Un tigre moins innocent qu'une blanche colombe
Roman drôle et immoral, "Le tigre blanc", c'est d'abord le surnom du héros enfant, remarqué par un inspecteur d'école qui compare son intelligence à la rareté de cet animal dans la jungle. Celle-ci mènera Balram Halwai, simple chauffeur, provenant d'une caste inférieure de la société dans une province pauvre de l'Inde vers la réussite financière et sociale à Bangalore. Cette ascension singulière passera par des sacrifices, des humiliations et un assassinat, racontés avec la légèreté et l'ironie d'un humour typiquement britannique.
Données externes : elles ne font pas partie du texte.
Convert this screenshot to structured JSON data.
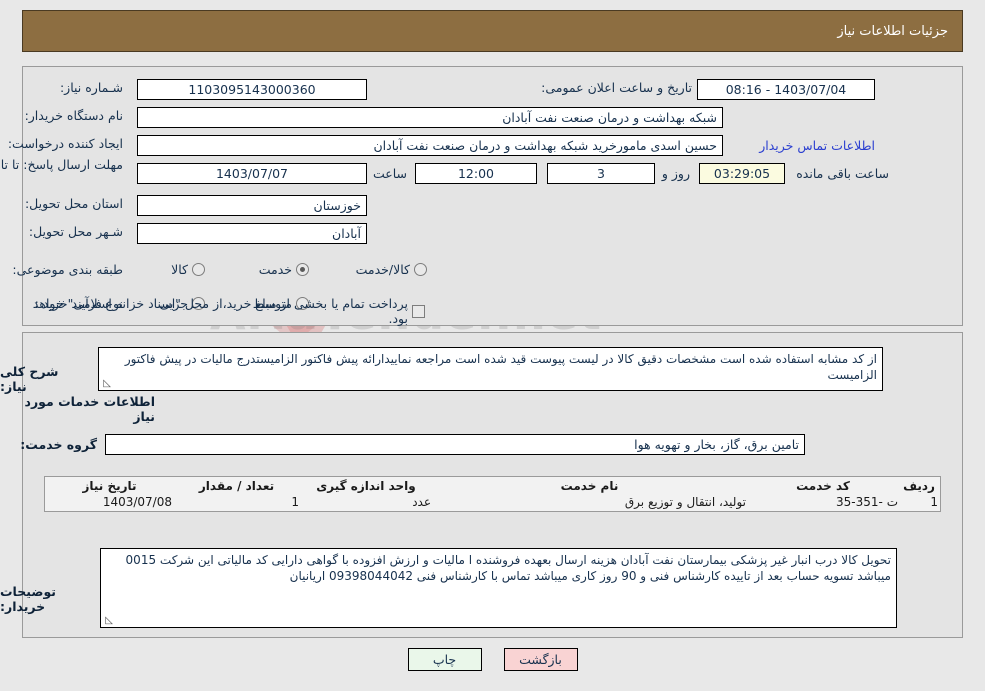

Le contraste entre le récit du protagoniste, apparemment dénué de sentiments et de culpabilité, et la situation dramatique du quotidien des indiens vivant dans la misère, crée une atmosphère de cynisme à la fois étonnamment attachante et terrifiante. On ne sait comment juger le héros qui a choisi la voie de l'individualisme dans un pays où s'occuper de sa famille est un devoir et où l'on ne choisit ni son mariage, ni sa profession.
Au delà de l'histoire, ce roman est aussi un portrait fidèle de la société indienne contemporaine, sorte de cour des miracles géante et bruyante qui vit et avance à cent à l'heure.
Comment conquérir sa liberté personnelle en se débarrassant de l'emprise de sa famille et en dépassant l'immobilisme du système des castes ? La réponse est dans la longue lettre que Balram adresse à Wen Jiabao, et que je vous recommande chaudement (et en plus en anglais, c'est plutôt facile à lire).